Car Joseph Roth a mauvais esprit. En guise de conte de Noël, il prétend que Saint Nicolas est arrivé sans passeport ni bagages à la frontière autrichienne, qu’un Viennois l’a pris pour un Juif polonais et lui a tiré la barbe, qu’un hôtelier l’a jeté dehors et que ce rastaquouère est reparti d’où il venait. Avec de telles histoires, Roth ne parvient qu’à faire peur aux gamins, mais à qui la faute ? «C’est la faute à Krampus», ce démon qui punit les enfants désobéissants. Et depuis que Krampus fait de la politique en chemise brune, Joseph Roth n’a pas que de belles histoires à raconter aux enfants de l’ex-Empire austro-hongrois et de la République de Weimar.

En fait, Roth ne croit pas vraiment à l’amour du prochain. Il se méfie de ceux qui veulent le bonheur d’autrui en général, et le sien en particulier. «J’étais heureux d’être en compagnie de gens agréables, qui me maudissaient et pour qui j’étais un importun», dit-il. «Pour des natures comme la mienne, c’est la meilleure compagnie.» Tout Joseph Roth est dans cet aveu : la compassion lui est suspecte, mais il sait le prix d’une indifférence cordiale.

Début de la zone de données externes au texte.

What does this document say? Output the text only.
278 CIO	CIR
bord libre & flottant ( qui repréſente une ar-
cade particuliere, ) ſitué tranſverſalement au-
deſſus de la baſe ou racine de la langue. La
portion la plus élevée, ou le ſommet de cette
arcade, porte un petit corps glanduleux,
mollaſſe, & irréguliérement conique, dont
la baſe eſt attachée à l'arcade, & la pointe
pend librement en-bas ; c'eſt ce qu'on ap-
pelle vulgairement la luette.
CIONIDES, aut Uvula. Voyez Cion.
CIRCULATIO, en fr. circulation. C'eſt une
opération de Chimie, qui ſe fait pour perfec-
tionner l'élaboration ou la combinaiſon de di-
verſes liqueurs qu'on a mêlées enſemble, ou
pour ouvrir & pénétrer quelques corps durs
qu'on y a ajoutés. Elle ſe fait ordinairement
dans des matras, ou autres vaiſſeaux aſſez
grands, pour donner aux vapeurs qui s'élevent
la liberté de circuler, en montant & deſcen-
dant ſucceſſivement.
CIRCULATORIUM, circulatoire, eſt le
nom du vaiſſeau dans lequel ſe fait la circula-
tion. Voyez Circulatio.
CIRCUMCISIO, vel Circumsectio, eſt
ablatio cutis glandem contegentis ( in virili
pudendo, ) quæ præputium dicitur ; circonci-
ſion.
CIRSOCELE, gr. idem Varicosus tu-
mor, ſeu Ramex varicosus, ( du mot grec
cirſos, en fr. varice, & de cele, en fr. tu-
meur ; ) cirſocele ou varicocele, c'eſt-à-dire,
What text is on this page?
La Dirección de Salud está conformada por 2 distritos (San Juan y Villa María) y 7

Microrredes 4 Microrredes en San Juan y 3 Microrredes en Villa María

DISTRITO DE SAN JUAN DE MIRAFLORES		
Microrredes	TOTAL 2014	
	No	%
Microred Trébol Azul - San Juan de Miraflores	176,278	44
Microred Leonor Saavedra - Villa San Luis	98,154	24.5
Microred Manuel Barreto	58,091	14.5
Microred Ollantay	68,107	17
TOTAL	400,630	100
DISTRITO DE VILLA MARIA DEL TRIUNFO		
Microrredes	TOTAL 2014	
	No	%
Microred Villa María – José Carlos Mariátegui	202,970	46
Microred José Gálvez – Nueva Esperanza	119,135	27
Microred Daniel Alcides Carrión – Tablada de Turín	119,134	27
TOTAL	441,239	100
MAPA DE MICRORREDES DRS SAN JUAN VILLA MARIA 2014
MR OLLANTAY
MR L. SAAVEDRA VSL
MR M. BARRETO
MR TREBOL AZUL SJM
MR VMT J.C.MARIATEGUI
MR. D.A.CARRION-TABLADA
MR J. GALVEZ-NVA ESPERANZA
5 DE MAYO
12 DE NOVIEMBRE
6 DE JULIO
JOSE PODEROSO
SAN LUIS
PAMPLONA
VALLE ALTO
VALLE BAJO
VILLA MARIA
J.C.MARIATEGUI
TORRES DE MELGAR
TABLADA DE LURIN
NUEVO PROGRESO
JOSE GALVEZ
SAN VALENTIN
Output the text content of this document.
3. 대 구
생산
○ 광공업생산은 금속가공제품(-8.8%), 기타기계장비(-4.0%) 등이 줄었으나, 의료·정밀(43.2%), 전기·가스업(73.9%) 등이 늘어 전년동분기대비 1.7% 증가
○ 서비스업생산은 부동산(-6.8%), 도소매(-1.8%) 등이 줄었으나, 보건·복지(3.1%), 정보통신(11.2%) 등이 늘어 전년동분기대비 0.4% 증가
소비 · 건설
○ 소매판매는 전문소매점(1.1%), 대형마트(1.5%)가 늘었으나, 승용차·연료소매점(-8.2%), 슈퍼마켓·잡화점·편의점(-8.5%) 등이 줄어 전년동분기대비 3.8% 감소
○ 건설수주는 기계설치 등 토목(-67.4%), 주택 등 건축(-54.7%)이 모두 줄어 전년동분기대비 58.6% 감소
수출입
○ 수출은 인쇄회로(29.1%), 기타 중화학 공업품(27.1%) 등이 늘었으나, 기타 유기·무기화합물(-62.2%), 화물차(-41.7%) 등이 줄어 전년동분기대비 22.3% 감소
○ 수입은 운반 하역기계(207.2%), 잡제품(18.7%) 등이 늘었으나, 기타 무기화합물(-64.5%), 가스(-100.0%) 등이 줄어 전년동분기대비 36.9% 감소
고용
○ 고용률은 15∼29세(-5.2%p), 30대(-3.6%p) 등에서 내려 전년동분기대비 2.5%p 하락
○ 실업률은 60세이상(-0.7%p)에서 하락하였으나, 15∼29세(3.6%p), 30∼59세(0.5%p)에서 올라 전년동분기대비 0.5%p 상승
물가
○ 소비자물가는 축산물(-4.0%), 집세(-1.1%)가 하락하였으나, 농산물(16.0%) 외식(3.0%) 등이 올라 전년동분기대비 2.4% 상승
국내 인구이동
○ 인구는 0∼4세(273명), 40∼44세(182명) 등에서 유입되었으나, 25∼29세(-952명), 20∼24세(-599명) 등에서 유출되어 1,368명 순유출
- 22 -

Né juif dans un village autrichien qui fut successivement polonais, allemand, russe et ukrainien, dans cette «Free Zone» de la Mitteleuropa qu’était la Galicie, inhumé en 1939 au cimetière de Thiais, il ne croyait pas non plus aux racines. Il ne croyait donc pas au sionisme puisqu’il ne croyait pas à la terre et aux ancêtres. Partout déplacé, il n’avait pas attendu Krampus pour prendre le parti de la solitude et de l’exil. Non seulement la montée du nazisme ne l’étonna pas, mais il en avait deviné très tôt les ultimes implications : privilège d’un proscrit par vocation, qui portait un regard asséchant sur le monde, dont ces «histoires et portraits» (sans indication de provenance ni de millésime) sont le résidu sec, et néanmoins tendre.

Car Roth ne croit guère aux élans du cœur, plutôt à ceux de la nostalgie. Certes, «bien des gens sans doute sont morts de nostalgie», mais on sent qu’il ne lui déplairait pas, comme son Pedro Fedorak, de succomber au mal du pays en laissant croire à «une simple attaque, une attaque insensée, stupide, inutile, vulgaire». C’est le genre d’homme qui, lorsqu’un importun prétend l’avoir connu sur les bancs de l’école, s’empresse de lui fausser compagnie et de perdre sa carte pour se rappeler son nom. Car sa nostalgie veut rester vaine. Retourne-t-il au village de Jablonowka, c’est par hasard et dans la marche d’une armée. Son vieux veston troué, usé comme la robe de chambre de Diderot, ne lui inspire de regret que s’il l’a vendu au fripier et qu’il le retrouve par hasard, dans un tramway, sur les épaules d’un autre. Alors il se sent comme «un lion défunt qui serait revenu de l’au-delà sur les lieux de son activité et qui découvrirait sa propre peau sur le corps d’un portier de ménagerie jouant au lion».

En somme, Joseph Roth l’apatride, libre d’attaches, riche de souvenirs, redoute les présages de son inexistence. Il ne recherche pas le temps perdu – son berceau d’enfant, l’épicerie de l’oncle Auerbach, un campement de tziganes entrevu dans une lanterne magique, la Cochinchine dans les vitrines du Panorama mondial –, mais s’il lui arrive de le trouver, il ne souhaite que de le reperdre. «Cette mélancolie sans laquelle l’homme ne peut pas vivre», c’est la Roth attitude. À sa curiosité maladive pour les êtres, qu’il console de son petit style complice et taquin, avec un art entendu de la litote, s’ajoute un regard kilométrique qui les lui présente aussitôt du point de vue de Saturne, futiles et minuscules.

Ce recueil de choses vues ou remémorées serait du même tonneau qu’une certaine gorgée de bière si cette gorgée n’était si amère, et si ces menues résurrections n’étaient autant de petites morts, qui laissent le jouisseur triste et désemparé. Et facétieux, mais par instinct.